U.S. soldiers completing a military exercise – Photo: Spc. Marcus Floyd, via Wikimedia.
A second federal court has denied a request by the Trump administration to lift an injunction on banning transgender people from serving in the U.S. military.
U.S. District Judge Colleen Kollar-Kotelly refused to remove a block on implementing the ban, echoing a similar ruling by Judge Marsha Pechman in April.
The Trump administration argued that their new policy — which was devised after Trump’s original attempt to ban trans servicemembers was blocked in court — was not a total ban on transgender people serving in the military.
Under the policy, transgender people would be categorically disqualified “except under limited circumstances,” allowing a tiny number of transgender people to serve, so long as they do not undergo gender confirmation surgery or hormone treatments.
But all others, including those who have been diagnosed with gender dysphoria, would be barred from entering the military.
D.C.’s Kollar-Kotelly rejected the Trump administration’s argument, saying that the new policy — known as the Mattis Implementation Plan — echoes Trump’s original ban “by targeting proxies of transgender status, such as ‘gender dysphoria’ and ‘gender transition,’ and by requiring all service members to serve ‘in their biological sex.’
“By definition, transgender persons do not identify or live in accord with their biological sex,” Kollar-Kotelly wrote, “which means that the result of the Mattis Implementation Plan is that transgender individuals are generally not allowed to serve openly in the military.”
In addition, she argued that the Mattis Implementation Plan is “an extremely broad prohibition on military service…that appears to be divorced from any transgender individual’s actual ability to serve.”
Kollar-Kotelly also referenced Trump’s original ban in her ruling, calling his tweeted announcement that transgender servicemembers would be banned from the military “an abrupt reversal in policy, and a revocation of rights, announced without any of the formality, deliberative process, or factual support usually associated with such a significant action.”
While Kollar-Kotelly’s ruling prevents Trump from implementing his ban, it fails to permanently put an end to a ban on transgender servicemembers, instead maintaining the terms of the injunction that Kollar-Kotelly issued last October against Trump’s original ban.

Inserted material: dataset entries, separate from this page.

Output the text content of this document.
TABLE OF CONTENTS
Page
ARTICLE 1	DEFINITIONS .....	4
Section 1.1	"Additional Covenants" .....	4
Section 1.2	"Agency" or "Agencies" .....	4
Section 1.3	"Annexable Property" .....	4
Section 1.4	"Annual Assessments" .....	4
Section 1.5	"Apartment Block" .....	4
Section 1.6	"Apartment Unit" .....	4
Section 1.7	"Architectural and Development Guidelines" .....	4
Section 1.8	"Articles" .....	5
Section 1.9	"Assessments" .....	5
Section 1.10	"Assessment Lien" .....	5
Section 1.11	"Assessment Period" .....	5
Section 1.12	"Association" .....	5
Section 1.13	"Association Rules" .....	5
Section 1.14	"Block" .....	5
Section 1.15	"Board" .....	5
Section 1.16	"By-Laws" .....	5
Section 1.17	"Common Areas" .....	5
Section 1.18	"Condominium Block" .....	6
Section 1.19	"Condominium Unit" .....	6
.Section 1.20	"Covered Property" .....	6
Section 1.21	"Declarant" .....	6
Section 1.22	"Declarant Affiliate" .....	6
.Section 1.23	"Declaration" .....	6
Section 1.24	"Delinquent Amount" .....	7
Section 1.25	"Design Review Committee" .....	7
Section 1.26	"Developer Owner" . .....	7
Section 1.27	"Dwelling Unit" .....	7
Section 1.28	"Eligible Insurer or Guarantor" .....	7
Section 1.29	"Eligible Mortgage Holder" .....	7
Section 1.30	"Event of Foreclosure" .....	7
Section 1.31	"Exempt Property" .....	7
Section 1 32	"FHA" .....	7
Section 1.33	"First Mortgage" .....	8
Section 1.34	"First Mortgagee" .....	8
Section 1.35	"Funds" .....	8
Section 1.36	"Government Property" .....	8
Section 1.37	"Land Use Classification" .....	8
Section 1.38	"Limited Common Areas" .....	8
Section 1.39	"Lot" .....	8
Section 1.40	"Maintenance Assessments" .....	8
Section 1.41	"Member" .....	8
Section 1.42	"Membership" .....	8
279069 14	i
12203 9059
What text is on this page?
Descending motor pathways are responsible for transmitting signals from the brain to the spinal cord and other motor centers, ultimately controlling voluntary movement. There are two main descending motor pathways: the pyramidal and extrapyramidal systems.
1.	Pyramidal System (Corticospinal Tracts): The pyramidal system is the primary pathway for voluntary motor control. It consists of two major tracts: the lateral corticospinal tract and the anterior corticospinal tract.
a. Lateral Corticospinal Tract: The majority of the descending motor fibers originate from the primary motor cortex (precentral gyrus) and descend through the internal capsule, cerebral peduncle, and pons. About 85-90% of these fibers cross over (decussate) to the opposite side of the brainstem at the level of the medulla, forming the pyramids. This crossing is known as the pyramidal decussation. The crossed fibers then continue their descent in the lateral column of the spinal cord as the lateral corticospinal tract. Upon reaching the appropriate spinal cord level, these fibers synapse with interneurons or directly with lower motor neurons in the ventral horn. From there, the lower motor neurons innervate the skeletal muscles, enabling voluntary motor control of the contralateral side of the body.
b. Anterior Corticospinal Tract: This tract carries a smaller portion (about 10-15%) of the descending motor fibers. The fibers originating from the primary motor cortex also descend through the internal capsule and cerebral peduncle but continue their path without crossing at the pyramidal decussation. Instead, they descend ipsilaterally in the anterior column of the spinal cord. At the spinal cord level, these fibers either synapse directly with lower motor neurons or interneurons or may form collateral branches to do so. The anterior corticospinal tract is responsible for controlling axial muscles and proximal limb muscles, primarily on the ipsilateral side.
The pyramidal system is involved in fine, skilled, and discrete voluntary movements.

As such, the policy remains frozen until the core issue of whether it is constitutional to ban transgender people from serving in the military is decided by the courts.
In June, over 100 members of Congress slammed Defense Secretary Jim Mattis for the “flawed scientific and medical assertions” he and other Pentagon leaders used to justify the ban.
“There is a deep chasm between established medical research and the underlying analysis your Department used to justify this policy, and we call on you to reverse your recommendations,” the members of Congress wrote in their letter. “Furthermore, we request that you disclose the individuals on the Panel of Experts and the principal advisors they consulted in drafting the policy recommendations.”
Earlier this year, the ACLU’s Joshua Block, a senior staff attorney, accused the White House of “transphobia masquerading as policy.”
“This policy is not based on an evaluation of new evidence. It is reverse-engineered for the sole purpose of carrying out President Trump’s reckless and unconstitutional ban, undermining the ability of transgender service members to serve openly and military readiness as a whole,” Block said. “The policy effectively coerces transgender people who wish to serve into choosing between their humanity and their country, and makes it clear that transgender service members are not welcome.”